What Goods Do The Political Elites Really Manufacture?



"Suppose that France suddenly lost fifty of her best physicists, chemists, physiologists, mathematicians, poets, painters, sculptors, musicians, writers; fifty of her best mechanical engineers, civil and military engineers, artillery experts, architects, doctors, surgeons, apothecaries, seamen, clockmakers; fifty of her best bankers, two hundred of her best business men, two hundred of her best farmers, fifty of her best ironmasters, arms manufacturers, tanners, dyers, miners, clothmakers, cotton manufacturers, silk-makers, linen-makers, manufacturers of hardware, of pottery and china, of crystal and glass, ship chandlers, carriers, printers, engravers, goldsmiths, and other metal-workers; her fifty best masons, carpenters, joiners, farriers, locksmiths, cutlers, smelters, and a hundred other persons of various unspecified occupations, eminent in the sciences, fine arts and professions; making in all the three thousand leading scientists, artists and artisans of France.


These men are the Frenchmen who are the most essential producers, those who make the most important products, those who direct the enterprises most useful to the nation, those who contribute to its achievements in the sciences, fine arts and professions. They are in the most real sense the flower of French society; they are, above all Frenchmen, the most useful to their country, contribute most to its glory, increasing its civilization and prosperity. The nation would become a lifeless corpse as soon as it lost them. It would immediately fall into a position of inferiority compared with the nations it now rivals, and would continue to be inferior until this loss has been replaced, until it had grown another head. It would require at least a generation for France to repair this misfortune; for men who are distinguished in work of positive ability are exceptions, and nature is not prodigal of exceptions, particularly in this species.

Let us pass on to another assumption. Suppose that France preserves all the men of genius that she possesses in the sciences, fine arts and professions, but has the misfortune to lose in the same day Monsieur the King's brother, Monseigneur le duc d'Angouleme, Monseigneur le duc d'Berry, Monseigneur le duc d'Orleans, Monseigneur le duc de Bourbon, Madame la duchesse d'Anguoleme, Madame la duchesse de Berry, Madame la duchesse d'Orleans, Madame la duchesse de Bourbon, and Madame la duchesse de Conde. Suppose that France loses at the same time all the great officers of the royal household, all the ministers (with or without portfolio), all the councillors of the state, all the chief magistrates, marshals, cardinals, archbishops, vicars-general, and canons, all the prefects and sub-prefects, all the civil servants, and judges, and, in addition, ten thousand of the richest proprietors who live in the style of nobles.
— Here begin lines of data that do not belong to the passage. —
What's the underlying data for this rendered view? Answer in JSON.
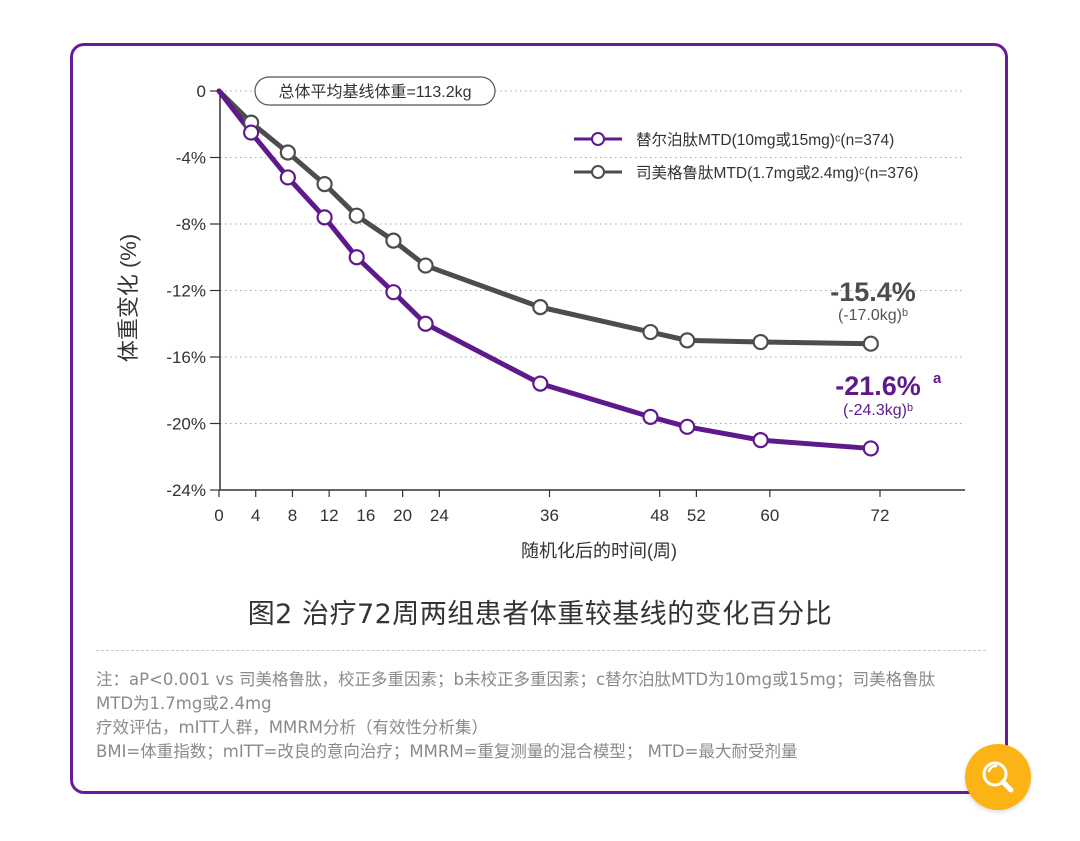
{
  "colors": {
    "border": "#6a1b9a",
    "tirzepatide": "#5e1a8c",
    "semaglutide": "#4d4d4d",
    "search_button": "#fbb316"
  },
  "chart_data": {
    "type": "line",
    "xlabel": "随机化后的时间(周)",
    "ylabel": "体重变化 (%)",
    "x_ticks": [
      0,
      4,
      8,
      12,
      16,
      20,
      24,
      36,
      48,
      52,
      60,
      72
    ],
    "y_ticks": [
      0,
      -4,
      -8,
      -12,
      -16,
      -20,
      -24
    ],
    "y_tick_labels": [
      "0",
      "-4%",
      "-8%",
      "-12%",
      "-16%",
      "-20%",
      "-24%"
    ],
    "xlim": [
      0,
      82
    ],
    "ylim": [
      -24,
      0
    ],
    "grid": "horizontal dotted",
    "legend_position": "top-right",
    "baseline_note": "总体平均基线体重=113.2kg",
    "series": [
      {
        "name": "替尔泊肽MTD(10mg或15mg)ᶜ(n=374)",
        "x": [
          0,
          3.5,
          7.5,
          11.5,
          15,
          19,
          22.5,
          35,
          47,
          51,
          59,
          71
        ],
        "values": [
          0,
          -2.5,
          -5.2,
          -7.6,
          -10.0,
          -12.1,
          -14.0,
          -17.6,
          -19.6,
          -20.2,
          -21.0,
          -21.5
        ]
      },
      {
        "name": "司美格鲁肽MTD(1.7mg或2.4mg)ᶜ(n=376)",
        "x": [
          0,
          3.5,
          7.5,
          11.5,
          15,
          19,
          22.5,
          35,
          47,
          51,
          59,
          71
        ],
        "values": [
          0,
          -1.9,
          -3.7,
          -5.6,
          -7.5,
          -9.0,
          -10.5,
          -13.0,
          -14.5,
          -15.0,
          -15.1,
          -15.2
        ]
      }
    ],
    "annotations": [
      {
        "value": "-15.4%",
        "sup": "",
        "sub_text": "(-17.0kg)ᵇ"
      },
      {
        "value": "-21.6%",
        "sup": "a",
        "sub_text": "(-24.3kg)ᵇ"
      }
    ]
  },
  "caption": "图2 治疗72周两组患者体重较基线的变化百分比",
  "notes": [
    "注：aP<0.001 vs 司美格鲁肽，校正多重因素；b未校正多重因素；c替尔泊肽MTD为10mg或15mg；司美格鲁肽",
    "MTD为1.7mg或2.4mg",
    "疗效评估，mITT人群，MMRM分析（有效性分析集）",
    "BMI=体重指数；mITT=改良的意向治疗；MMRM=重复测量的混合模型； MTD=最大耐受剂量"
  ],
  "search_icon": "search-icon"
}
This mischance would certainly distress the French, because they are kind-hearted, and could not see with indifference the sudden disappearance of such a large number of their compatriots. But this loss of thirty-thousand individuals, considered to be the most important in the state, would only grieve them for purely sentimental reasons and would result in no political evil for the State."


Notes:

Henri d Saint-Simon, The Organizer (1819).